DEVELOPMENT AND PRELIMINARY EVALUATION OF EMERGENCY MEDICAL ALLIANCE FOR TOTAL COODINATION IN HEALTHCARE (E-MATCH) TO RESOLVE MISMATCH BETWEEN PATIENTS NEEDS AND AVAILABLE RESOURCES

Monday, October 24, 2011
Grand Ballroom AB (Hyatt Regency Chicago)
Poster Board # 48
(DEC) Decision Psychology and Shared Decision Making

Michi Sakai, PhD1, Sachiko Ohta, MD2, Satoko Zenitani, MPH1, Hidetada Fukushima, MD3, Fumio Takesue, MD4, Kazuo Okuchi, MD3, Akinobu Tachibana5, Eiji Higashi6 and Noriaki Aoki, MD7, (1)Center for Health Service, Outcomes Research and Development - Japan (CHORD-J), Tokyo, Japan, (2)Health Informatics and Management Professionals (HIMAP) General Association, Tokyo, Japan, (3)Nara Medical University, Nara, Japan, (4)Nara Prefecture Government, Nara, Japan, (5)Ikoma Fire Department, Nara, Japan, (6)Nara Fire Bureau, Nara, Japan, (7)University of Texas - Houston, Houston, TX
Background: When emergency medical technicians (EMT) in Japan make the initial call to hospitals to accept patients, they have difficulty identifying medical facilities that can provide appropriate care to match patient conditions. Such mismatches can be problematic and are a growing social problem, often resulting in the rejection of emergency patients from one hospital to another.

Purpose: To design, develop, and evaluate a decision support tool that resolves discrepancies between patient needs and available resources called “emergency Medical Alliance for Total Coordination in Healthcare (e-MATCH),” which runs on an iPad2 platform and promotes shared decision making between EMTs and medical facilities.

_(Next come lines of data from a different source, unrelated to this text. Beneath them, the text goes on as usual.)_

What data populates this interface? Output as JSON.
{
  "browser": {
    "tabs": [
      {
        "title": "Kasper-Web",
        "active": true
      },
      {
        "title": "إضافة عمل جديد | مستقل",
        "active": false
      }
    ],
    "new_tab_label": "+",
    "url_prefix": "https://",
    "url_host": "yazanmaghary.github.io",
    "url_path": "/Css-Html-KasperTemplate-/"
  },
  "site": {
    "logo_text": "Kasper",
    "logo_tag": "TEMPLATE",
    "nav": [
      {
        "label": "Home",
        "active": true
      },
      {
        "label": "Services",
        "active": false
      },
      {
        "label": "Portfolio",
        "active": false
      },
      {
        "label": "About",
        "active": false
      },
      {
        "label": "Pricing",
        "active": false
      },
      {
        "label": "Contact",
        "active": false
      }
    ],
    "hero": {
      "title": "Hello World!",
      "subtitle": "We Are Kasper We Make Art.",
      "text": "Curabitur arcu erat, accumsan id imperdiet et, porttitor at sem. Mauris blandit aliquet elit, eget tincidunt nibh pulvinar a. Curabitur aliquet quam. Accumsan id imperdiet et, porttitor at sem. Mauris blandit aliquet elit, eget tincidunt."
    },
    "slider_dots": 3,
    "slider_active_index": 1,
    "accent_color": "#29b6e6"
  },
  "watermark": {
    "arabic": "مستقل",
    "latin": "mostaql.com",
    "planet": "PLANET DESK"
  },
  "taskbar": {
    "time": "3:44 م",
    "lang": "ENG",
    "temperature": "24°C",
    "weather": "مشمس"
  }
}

Method: A rule-based algorithm that integrates information on patient symptoms and signs, resource availability, and current status of each facility was implemented in e-MATCH. EMTs record relevant patient information at scene, which is then used for the algorithm and information sharing between EMTs and hospitals. We evaluated both the algorithm and human user interface design, as well as algorithm performance for patients in cardiac or respiratory arrest (CPA) transferred before or after algorithm implementation. Consecutive patients transferred from July 1 to July 31, 2010 (before implementation) and from January 31 to February 14, 2011 (after implementation) were analyzed to determine the proportion of patients accepted after a first call (1st time %) and after >4 calls (>4 %). Usability was also evaluated by Nielsen’s usability heuristics. Evaluated items included consistency, visibility, match, minimalist, memory, feedback, flexibility, message, error, closure, undo, language, control, and document.

Result: There were 56 and 46 CPA patients before and after algorithm implementation, respectively. The 1st time % before and after implementation were 64.3% (36/56) and 73.9% (34/46) (n.s.), and the >4 % were 10.7% (6/56) and 8.7% (4/46), respectively (n.s.). While no problems leading to serious errors were identified, negative feedback was received from EMTs and physicians with respect to consistency, message, and error.

Conclusion: The e-MATCH system demonstrated a potential to reduce mismatches between patient needs and available resources. We have been improving the human user interface to satisfy EMT needs at scene based on heuristic evaluation.